Le BSACP devient utile dans des situations précises où le vendeur soupçonne un problème lié aux amendes sans pouvoir l’identifier clairement via le CSA.
Trois cas où le BSACP clarifie la situation
Le premier cas concerne l’usurpation de plaques d’immatriculation. Un véhicule peut se retrouver avec des amendes qui ne correspondent à aucun déplacement du propriétaire. Le bordereau permet alors de lister les infractions enregistrées et de les contester une par une auprès de l’administration.
Le deuxième cas vise les successions de propriétaires. Quand un véhicule a changé plusieurs fois de mains, des amendes antérieures non soldées peuvent ressurgir. Le BSACP aide à déterminer à quelle période les infractions ont été commises et donc quel ancien propriétaire est redevable.
Le troisième cas touche les véhicules destinés à la destruction. Un certificat de situation administrative de moins de 15 jours est requis même pour remettre un véhicule à un centre VHU (véhicule hors d’usage). Si une opposition bloque la procédure, le BSACP permet d’identifier rapidement les amendes à régler.

Demande de bordereau de situation amendes : démarches auprès du Trésor public
La demande de BSACP s’adresse à la trésorerie dont dépend le propriétaire du véhicule. Cette démarche n’est pas centralisée sur le site de l’ANTS ni sur Histovec, contrairement au CSA.
- Préparer une copie du certificat d’immatriculation du véhicule
- Joindre une pièce d’identité du demandeur
- Adresser la demande à la trésorerie compétente (par courrier ou en se rendant sur place selon les services disponibles)
- Le bordereau récapitule les amendes enregistrées, leur statut (payée, due, majorée) et les éventuelles oppositions transmises
Le BSACP n’est pas disponible sur les plateformes habituelles de démarches automobiles en ligne. Cette particularité explique en partie la confusion avec le CSA, que la plupart des guides de vente de véhicule mentionnent seul.
CSA ou BSACP : quel document protège réellement l’acheteur
L’acheteur d’un véhicule d’occasion a besoin du CSA pour vérifier l’absence de gage et d’opposition.
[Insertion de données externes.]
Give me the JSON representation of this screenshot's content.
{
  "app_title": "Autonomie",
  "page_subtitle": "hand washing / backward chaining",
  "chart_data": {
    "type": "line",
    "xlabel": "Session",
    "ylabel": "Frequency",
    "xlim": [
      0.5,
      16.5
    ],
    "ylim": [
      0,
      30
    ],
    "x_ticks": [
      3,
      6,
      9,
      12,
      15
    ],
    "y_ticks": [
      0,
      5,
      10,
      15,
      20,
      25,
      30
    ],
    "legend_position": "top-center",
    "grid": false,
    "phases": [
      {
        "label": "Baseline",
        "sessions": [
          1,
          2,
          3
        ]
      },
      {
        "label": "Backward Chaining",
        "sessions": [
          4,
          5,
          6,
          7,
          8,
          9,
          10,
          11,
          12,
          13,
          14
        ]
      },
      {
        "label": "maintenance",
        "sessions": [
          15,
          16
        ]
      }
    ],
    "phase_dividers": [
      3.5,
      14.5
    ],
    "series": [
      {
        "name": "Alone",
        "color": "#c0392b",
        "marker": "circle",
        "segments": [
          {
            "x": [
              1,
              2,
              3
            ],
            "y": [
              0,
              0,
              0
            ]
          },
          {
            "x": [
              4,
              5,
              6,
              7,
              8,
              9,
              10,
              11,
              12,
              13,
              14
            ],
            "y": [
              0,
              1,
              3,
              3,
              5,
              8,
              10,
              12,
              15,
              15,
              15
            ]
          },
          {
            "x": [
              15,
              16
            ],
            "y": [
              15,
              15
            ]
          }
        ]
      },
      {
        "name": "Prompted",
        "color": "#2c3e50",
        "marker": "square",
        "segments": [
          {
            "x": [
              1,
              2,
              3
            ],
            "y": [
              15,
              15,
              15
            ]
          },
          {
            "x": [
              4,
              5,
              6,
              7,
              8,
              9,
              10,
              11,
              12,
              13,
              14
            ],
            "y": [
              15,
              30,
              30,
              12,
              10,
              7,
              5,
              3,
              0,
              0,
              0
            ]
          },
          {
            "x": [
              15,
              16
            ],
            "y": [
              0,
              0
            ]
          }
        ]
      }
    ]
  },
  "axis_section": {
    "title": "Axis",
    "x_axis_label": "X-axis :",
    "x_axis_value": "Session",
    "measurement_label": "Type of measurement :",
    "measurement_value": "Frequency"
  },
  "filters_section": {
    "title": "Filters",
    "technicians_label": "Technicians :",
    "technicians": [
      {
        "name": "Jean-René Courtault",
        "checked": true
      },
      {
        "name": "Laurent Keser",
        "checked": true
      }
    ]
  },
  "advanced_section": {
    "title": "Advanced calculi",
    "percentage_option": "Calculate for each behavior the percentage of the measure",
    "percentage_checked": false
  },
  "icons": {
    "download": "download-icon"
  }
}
Ce document lui garantit que la vente peut aboutir et qu’il obtiendra son certificat d’immatriculation.
Le BSACP, lui, ne protège pas directement l’acheteur dans le cadre de la transaction. Il sert surtout au vendeur pour anticiper et résoudre un blocage avant de mettre le véhicule en vente. Un vendeur qui découvre une opposition sur son CSA a tout intérêt à demander un BSACP pour comprendre l’origine des amendes et les régulariser.
En pratique, la majorité des ventes de véhicules d’occasion se déroulent sans que le BSACP soit nécessaire. Le document ne devient pertinent que lorsque le CSA révèle une anomalie liée à des amendes impayées, ou lorsque le vendeur souhaite prouver sa bonne foi face à des infractions contestées.